Na conversa que tivemos, disse a ele que a mudança à véspera do fim de meu mandato poderia sugerir casuísmo. O presidente argumentou sentir que a função, depois de 13 anos e oito jornalistas, antes de mim, terem passado por ela, se ‘institucionalizava’; consolidava o reconhecimento dos leitores e superava rejeição inicial dos jornalistas da Redação, possibilitando que as críticas fossem debatidas sem preconceitos, o que, à vista dele, vinha contribuindo para melhorar da qualidade do jornalismo do O Povo, meta que o jornal nunca deixa de perseguir. Portanto, disse, além de a medida não ter sido pedida por mim, não era feita em meu benefício, mas para favorecer o jornal em um setor que ele vê como de extrema importância.
De minha parte, sem nenhum laivo de falsa modéstia, vejo a situação da seguinte maneira: 1) concordo ter contribuído para a consolidação do cargo, principalmente reduzindo as tensões entre os jornalistas e o ombudsman, muitas vezes tendo chegado – anteriormente – ao confronto aberto, situação esta que, felizmente não precisei enfrentar; 2) reconheço dever boa parte da melhor convivência estabelecida com a Redação do jornal a todos os ombudsmans anteriores: houve aprendizado mútuo, de forma que a relação amadureceu. Caso tivesse sido um dos primeiros ombudsmans, teria passado por teste mais duro e, possivelmente, teria errado mais; 3) creio também ter atuado de maneira satisfatória quanto aos leitores, pois recebi pouquíssimas queixas sobre a forma como faço meu trabalho (posso garantir que não passaram de cinco e-mails em tom crítico nesses dois anos); 4) mas isso não constitui vantagem, os ombudsmans, de maneira geral, recebem uma espécie de ‘salvo-conduto’, pois os leitores os vêem como aliados.

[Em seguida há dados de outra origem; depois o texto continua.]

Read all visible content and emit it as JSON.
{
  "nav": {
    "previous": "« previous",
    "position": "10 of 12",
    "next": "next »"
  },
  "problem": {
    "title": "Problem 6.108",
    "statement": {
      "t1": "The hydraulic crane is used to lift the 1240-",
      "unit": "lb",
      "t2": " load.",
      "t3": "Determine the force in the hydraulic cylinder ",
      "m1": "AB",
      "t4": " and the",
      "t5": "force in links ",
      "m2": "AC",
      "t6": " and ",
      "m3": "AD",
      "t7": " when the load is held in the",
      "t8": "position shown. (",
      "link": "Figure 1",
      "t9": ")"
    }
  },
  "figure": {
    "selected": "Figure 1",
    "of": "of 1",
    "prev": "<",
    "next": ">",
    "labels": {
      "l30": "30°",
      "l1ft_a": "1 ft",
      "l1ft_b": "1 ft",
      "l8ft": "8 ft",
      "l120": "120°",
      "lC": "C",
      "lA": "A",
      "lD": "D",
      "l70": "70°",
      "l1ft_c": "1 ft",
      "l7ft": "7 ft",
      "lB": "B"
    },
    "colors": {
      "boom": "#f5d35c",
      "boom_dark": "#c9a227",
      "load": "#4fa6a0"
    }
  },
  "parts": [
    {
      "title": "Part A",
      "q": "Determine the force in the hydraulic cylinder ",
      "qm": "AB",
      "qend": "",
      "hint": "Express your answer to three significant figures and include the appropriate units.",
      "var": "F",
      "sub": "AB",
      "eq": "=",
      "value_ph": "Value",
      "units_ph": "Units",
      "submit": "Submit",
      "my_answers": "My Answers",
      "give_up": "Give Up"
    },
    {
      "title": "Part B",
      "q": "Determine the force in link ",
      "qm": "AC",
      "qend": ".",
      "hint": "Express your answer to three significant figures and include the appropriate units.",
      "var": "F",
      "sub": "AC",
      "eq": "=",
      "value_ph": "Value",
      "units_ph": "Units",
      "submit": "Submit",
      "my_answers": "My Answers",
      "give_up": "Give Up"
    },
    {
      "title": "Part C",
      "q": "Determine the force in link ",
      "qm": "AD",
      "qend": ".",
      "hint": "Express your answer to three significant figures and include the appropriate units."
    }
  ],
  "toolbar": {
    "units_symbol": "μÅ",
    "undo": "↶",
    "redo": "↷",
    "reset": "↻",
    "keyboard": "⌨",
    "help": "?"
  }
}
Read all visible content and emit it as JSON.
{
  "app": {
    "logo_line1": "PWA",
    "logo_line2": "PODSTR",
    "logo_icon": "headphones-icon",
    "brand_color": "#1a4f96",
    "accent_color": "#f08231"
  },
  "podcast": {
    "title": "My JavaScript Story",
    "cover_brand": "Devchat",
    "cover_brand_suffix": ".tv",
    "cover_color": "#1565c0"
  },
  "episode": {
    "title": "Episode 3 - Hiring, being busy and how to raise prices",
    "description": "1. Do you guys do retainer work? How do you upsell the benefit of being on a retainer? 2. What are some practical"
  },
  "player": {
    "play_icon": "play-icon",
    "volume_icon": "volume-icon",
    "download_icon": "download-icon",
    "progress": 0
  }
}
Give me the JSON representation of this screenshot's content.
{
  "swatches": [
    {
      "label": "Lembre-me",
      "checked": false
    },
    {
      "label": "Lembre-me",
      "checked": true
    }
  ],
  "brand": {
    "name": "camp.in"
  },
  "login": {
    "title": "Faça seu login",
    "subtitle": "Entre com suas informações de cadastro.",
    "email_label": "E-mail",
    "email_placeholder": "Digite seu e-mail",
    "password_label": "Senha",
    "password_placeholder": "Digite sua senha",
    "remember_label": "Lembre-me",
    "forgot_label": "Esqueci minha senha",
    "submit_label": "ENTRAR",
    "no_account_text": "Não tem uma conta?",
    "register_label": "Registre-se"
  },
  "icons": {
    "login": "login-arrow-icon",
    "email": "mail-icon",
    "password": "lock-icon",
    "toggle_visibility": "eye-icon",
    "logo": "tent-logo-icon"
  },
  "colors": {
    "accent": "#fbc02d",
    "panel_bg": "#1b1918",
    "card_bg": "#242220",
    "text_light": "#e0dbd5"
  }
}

No entanto: 1) acho correta a forma como a função instaurou-se no Brasil. Os dois únicos jornais a manter ombudsmans estabelecem mandato com prazo determinado. Na Folha de S. Paulo, o período também é de um ano, com a possibilidade de duas reconduções; 2) os periódicos americanos e europeus mantêm os ombudsmans por tempo indefinido no cargo. Isso, a meu ver, pode levar ao enrijecimento dos comentários, tanto internos como das colunas públicas, correndo o risco de se tornarem repetitivos e monótonos, sem nada acrescentar de novo; 3) por isso, considero importante a alternância, possibilitando que novos olhares se lancem ao jornal; 4) com certeza, há na Redação jornalistas em condições de levar à frente o trabalho e de imprimir-lhe rumo mais criativo.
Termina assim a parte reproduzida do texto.